2009 Portland GSA Annual Meeting (18-21 October 2009)

Paper No. 12
Presentation Time: 10:45 AM

WERE MOUNTAIN PASSES HIGHER IN THE EOCENE?: PRELIMINARY RESULTS OF INSECT BETA DIVERSITY ACROSS THE OKANAGAN HIGHLANDS


ARCHIBALD, S. Bruce1, MATHEWES, Rolf W.1 and GREENWOOD, David2, (1)Biological Sciences, Simon Fraser University, 8888 University Drive, Burnaby, BC V5A 1S6, Canada, (2)Brandon Univ, Brandon, MB R7A 6A9, Canada, sba48@sfu.ca

Climatic factors and species diversity notably co-vary with latitude in the modern world. However, both mean annual temperature and cold month mean temperature have been shown to have had a much shallower latitudinal gradient in the Eocene, and various paleontological data have also shown much higher Eocene alpha diversity at middle and high latitudes. Here, we examine Eocene beta diversity.
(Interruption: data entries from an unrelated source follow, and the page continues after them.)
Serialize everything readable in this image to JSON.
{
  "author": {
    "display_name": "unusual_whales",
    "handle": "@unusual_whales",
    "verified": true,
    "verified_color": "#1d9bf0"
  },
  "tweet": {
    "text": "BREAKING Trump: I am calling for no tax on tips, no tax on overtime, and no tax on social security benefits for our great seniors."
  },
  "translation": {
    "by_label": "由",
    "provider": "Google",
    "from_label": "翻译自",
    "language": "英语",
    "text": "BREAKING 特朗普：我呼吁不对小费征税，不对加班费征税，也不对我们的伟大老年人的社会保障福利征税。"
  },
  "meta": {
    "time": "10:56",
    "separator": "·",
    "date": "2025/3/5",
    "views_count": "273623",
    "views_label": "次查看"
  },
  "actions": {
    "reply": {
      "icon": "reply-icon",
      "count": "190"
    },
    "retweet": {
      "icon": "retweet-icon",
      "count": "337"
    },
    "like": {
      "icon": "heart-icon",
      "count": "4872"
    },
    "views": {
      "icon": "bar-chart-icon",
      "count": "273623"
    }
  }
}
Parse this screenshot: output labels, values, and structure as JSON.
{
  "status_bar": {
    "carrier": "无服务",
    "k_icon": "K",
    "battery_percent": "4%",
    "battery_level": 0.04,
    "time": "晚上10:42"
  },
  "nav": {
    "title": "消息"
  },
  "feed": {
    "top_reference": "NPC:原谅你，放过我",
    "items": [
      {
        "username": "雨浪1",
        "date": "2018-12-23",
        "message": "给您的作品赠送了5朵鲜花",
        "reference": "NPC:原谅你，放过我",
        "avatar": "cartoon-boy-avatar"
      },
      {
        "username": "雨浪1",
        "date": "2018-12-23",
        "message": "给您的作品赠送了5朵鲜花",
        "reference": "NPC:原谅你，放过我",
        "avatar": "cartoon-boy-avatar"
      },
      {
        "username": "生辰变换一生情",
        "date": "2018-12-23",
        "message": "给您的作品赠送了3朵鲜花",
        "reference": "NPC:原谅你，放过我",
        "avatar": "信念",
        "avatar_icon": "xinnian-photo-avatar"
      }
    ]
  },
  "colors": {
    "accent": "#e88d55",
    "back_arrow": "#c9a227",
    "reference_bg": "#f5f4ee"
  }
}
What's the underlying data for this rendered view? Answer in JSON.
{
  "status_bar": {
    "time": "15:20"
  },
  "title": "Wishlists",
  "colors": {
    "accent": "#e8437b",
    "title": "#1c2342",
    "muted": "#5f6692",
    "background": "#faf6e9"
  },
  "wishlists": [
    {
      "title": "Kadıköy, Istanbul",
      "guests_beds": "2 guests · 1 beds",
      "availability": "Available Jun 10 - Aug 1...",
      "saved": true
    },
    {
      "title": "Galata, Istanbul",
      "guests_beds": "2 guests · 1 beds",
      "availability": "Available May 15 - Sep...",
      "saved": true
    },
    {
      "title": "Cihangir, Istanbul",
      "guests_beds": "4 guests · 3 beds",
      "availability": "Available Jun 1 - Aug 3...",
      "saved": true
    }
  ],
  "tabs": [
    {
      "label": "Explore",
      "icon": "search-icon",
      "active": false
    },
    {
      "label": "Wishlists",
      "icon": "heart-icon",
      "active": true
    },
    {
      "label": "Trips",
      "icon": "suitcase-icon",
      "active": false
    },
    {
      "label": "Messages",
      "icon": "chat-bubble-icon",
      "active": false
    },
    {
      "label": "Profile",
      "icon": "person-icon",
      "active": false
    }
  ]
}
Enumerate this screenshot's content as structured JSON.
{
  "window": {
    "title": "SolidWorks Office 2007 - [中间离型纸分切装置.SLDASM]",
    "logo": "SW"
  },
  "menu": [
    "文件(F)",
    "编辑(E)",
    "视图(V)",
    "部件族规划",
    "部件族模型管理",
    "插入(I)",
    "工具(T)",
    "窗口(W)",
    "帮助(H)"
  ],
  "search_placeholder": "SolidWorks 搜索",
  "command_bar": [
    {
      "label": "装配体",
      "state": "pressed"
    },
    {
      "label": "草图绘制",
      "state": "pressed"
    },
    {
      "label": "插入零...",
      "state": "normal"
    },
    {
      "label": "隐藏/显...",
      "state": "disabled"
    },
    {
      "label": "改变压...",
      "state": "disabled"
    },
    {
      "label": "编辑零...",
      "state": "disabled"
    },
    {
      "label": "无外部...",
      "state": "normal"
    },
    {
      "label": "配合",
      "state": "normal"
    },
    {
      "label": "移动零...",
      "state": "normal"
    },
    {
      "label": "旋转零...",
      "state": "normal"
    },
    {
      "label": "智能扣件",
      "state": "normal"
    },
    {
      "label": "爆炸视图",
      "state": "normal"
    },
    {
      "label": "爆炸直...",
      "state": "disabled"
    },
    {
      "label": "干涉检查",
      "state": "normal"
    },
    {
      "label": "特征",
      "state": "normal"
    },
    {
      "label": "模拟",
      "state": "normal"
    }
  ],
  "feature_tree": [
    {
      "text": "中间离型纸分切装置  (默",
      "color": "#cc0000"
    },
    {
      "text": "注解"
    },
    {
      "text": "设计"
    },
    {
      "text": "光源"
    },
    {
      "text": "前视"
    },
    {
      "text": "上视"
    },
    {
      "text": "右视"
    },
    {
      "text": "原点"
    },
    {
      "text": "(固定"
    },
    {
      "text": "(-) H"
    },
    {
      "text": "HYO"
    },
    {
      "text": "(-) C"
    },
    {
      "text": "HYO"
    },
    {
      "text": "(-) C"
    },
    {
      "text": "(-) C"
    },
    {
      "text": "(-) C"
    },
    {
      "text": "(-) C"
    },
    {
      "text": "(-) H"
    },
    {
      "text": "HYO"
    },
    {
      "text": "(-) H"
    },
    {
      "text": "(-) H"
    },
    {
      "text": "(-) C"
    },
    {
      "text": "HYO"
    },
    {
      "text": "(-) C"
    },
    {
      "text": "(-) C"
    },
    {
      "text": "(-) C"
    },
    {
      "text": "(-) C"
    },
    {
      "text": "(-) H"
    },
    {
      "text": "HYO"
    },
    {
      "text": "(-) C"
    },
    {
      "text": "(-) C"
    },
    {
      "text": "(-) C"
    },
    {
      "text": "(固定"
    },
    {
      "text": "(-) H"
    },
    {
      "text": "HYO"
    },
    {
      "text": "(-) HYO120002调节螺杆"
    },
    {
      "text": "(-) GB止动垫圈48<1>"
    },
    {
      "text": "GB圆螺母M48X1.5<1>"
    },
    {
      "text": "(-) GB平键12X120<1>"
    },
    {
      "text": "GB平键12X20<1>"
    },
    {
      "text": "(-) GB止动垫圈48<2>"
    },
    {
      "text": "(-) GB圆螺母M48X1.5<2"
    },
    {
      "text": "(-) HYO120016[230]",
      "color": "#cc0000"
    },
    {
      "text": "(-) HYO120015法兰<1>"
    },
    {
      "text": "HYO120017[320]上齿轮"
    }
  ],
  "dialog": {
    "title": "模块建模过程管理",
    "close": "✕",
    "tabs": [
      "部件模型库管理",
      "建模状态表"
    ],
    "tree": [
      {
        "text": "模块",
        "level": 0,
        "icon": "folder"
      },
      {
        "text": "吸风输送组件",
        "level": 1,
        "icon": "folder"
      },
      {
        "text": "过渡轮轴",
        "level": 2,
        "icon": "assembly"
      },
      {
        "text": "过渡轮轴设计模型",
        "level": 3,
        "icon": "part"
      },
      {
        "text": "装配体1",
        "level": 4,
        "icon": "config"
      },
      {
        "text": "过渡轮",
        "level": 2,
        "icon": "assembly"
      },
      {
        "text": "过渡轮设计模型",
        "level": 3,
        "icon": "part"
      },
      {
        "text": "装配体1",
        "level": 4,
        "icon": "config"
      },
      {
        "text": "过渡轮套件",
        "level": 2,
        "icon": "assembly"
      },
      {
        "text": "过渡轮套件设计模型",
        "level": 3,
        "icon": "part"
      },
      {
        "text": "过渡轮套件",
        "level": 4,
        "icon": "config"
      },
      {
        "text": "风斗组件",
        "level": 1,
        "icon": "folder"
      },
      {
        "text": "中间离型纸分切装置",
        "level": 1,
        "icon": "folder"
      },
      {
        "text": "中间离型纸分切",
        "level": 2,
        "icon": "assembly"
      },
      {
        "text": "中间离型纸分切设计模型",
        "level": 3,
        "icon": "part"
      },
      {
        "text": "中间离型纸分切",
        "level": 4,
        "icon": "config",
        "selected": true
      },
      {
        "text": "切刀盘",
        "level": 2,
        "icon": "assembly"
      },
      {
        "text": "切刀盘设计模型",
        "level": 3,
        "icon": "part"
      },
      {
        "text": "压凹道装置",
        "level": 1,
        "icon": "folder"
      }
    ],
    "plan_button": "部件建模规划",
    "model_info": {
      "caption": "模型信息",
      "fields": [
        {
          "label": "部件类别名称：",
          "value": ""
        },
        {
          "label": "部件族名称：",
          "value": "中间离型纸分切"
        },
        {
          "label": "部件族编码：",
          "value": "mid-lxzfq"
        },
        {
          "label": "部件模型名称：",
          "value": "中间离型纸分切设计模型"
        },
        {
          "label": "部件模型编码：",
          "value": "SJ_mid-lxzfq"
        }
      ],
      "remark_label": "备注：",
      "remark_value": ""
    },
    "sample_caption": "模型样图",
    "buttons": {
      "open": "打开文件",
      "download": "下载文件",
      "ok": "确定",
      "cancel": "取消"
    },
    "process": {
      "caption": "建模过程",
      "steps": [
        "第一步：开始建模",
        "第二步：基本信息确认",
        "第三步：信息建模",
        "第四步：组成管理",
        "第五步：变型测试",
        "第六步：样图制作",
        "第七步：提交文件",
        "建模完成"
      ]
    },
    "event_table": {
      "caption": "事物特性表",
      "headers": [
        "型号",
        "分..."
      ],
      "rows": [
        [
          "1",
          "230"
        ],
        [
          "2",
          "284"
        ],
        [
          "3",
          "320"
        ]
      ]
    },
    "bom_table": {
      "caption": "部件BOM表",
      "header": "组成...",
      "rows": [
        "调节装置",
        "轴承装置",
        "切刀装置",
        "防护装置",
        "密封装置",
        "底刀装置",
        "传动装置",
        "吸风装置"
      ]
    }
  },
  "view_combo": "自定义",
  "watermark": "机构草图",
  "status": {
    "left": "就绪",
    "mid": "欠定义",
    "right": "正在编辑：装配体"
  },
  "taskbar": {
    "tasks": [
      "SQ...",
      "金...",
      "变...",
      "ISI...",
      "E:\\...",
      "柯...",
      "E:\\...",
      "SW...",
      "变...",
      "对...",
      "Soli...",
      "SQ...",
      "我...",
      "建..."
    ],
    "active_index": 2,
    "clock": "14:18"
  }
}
Just over four decades ago, Janzen hypothesized a relationship between modern beta diversity, topography, climate, and latitude in the evocatively titled paper: Why mountain passes are higher in the tropics (1967). He proposed that while warm valleys and cool mountain passes in seasonal temperate regions would have a temperature overlap at least part of the year, allowing dispersal of animals adapted to valley climates, the same elevation difference in the equable tropics would share no common temperatures over a year, and would then constitute a physiological dispersal barrier resulting in increased beta diversity. By this model, uplands in the globally less seasonal Eocene should have had high beta diversity even in higher latitudes. We test this with fossil insect beta diversity between localities across a thousand kilometer transect of the Early Eocene Okanagan Highlands of southern British Columbia, Canada and northern Washington, USA, and present our preliminary results.